I must say that at my new apartment I was quite enjoying having my own bathroom (I am enjoying having my own kitchen much more but that is another rant entirely). The ability to shower whenever I want to without waiting for some one else and, better, not having to wait for someone to finish their shower when I need to go to the bathroom is very nice.

I never thought of it as an advantage that when I found a great big nasty dump sitting unflushed in the toilet I at least had people to blame for it. I had thought (silly me!) that when I had my own toilet I would never have to encounter such a situation again. But beginning about a week ago little floating turds started showing up in my toilet bowl. They are very hard to flush because they are so buoyant so at first I assumed that they belonged to my very own bowels and had simply been left behind when I flushed since they were so very floaty. I don't generally check to make sure that everything that went down when I flushed doesn't come back up a few seconds later. So I must have flushed and not noticed when these things remained behind. However something of an entirely different magnitude has been happening. When I came back from school Monday night I was immediately greeted by a horrible eye burning stench permeating my apartment. I thought that something in the garbage must be going rotten and perhaps the dishes in the sink had been allowed to sit for too long etc etc. After a quick cleaning of the kitchen and turning on the air conditioning to help diffuse the smell it became less by a little bit.

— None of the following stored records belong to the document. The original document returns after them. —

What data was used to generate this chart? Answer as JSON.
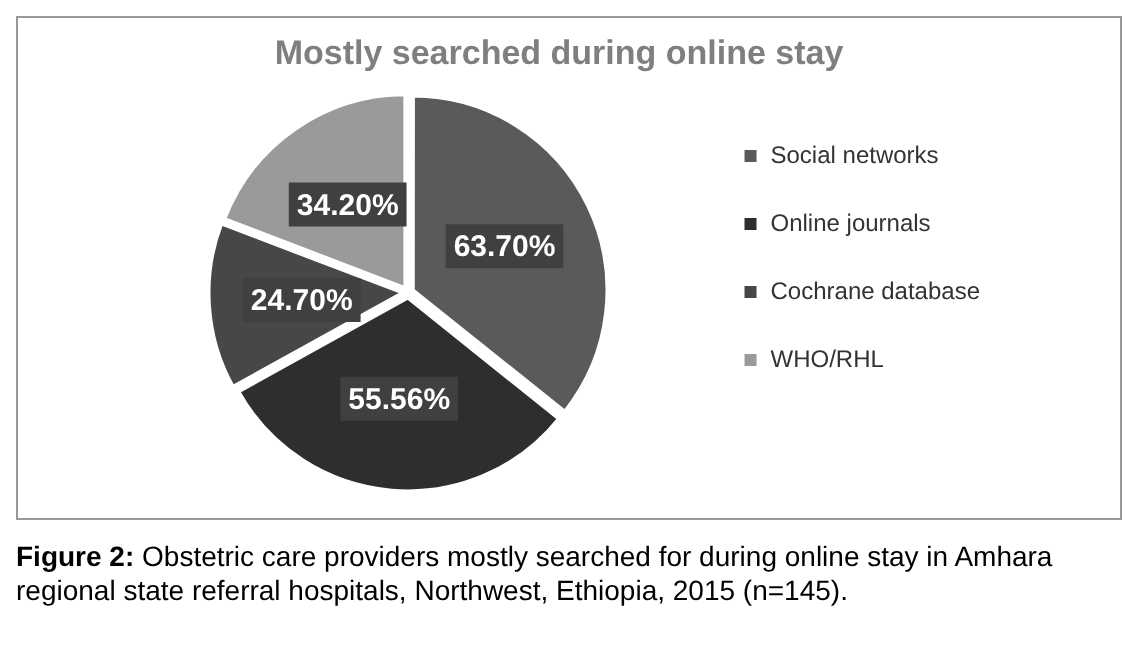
{
  "chart_data": {
    "type": "pie",
    "title": "Mostly searched during online stay",
    "categories": [
      "Social networks",
      "Online journals",
      "Cochrane database",
      "WHO/RHL"
    ],
    "values": [
      63.7,
      55.56,
      24.7,
      34.2
    ],
    "value_labels": [
      "63.70%",
      "55.56%",
      "24.70%",
      "34.20%"
    ],
    "colors": [
      "#5a5a5a",
      "#2e2e2e",
      "#474747",
      "#9a9a9a"
    ],
    "legend": "right",
    "annotations": [
      "Figure 2: Obstetric care providers mostly searched for during online stay in Amhara regional state referral hospitals, Northwest, Ethiopia, 2015 (n=145)."
    ]
  }
}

The smell was ebbing away only very slowly with this treatment and so when it cooled down somewhat outside I opened up the door to my balcony and went to turn off the air conditioning. But this time when I passed by the bathroom the stench became extremely strong and I realized suddenly that something rotten in the kitchen was not the culprit at all but instead it was something rotten in the toilet. I flicked on the light and saw a disgusting poo soup floating in the toilet bowl. The soup was complete with disgusting brown/orange colored water and several extremely buoyant logs of brown sludge. After flushing a few times I finally got it all to go away and immediately my apartment began to smell much better.

After finding such a thing waiting in my toilet for me to discover I couldn't help but wonder if someone had come into my apartment while I was away and had intentionally left this there for me to discover. I wasn't sure if I had locked the door or not and it was possible that someone had just come in and decided to help themselves to my restroom fascilities. I hoped that the problem was temporary and had been caused perhaps by a plumbing problem in an adjacent apartment.

But today when I came home from school again for the second day in a row I was greeted by a foul eye burning stench and then shortly thereafter by a floating mess in my toilet bowl. This time however the poo is even more buoyant and no matter how many times I flush the toilet some of it comes floating back to taunt me. It as if someone ate a life preserver and a whole bunch of rotting meat to make the most persistent and foul smelling poo imaginable, and then they took a nice long dump in my toilet while I was away.

Today I am certain that I locked the door when I left which fact combined with its regularity means that most likely this problem is a plumbing problem of some sort. Though I must say it also has to be related to the extraordinary buoyancy of the poo involved and perhaps someone in one of the other apartments has a secret passion for spaghetti made with foam pool noodles.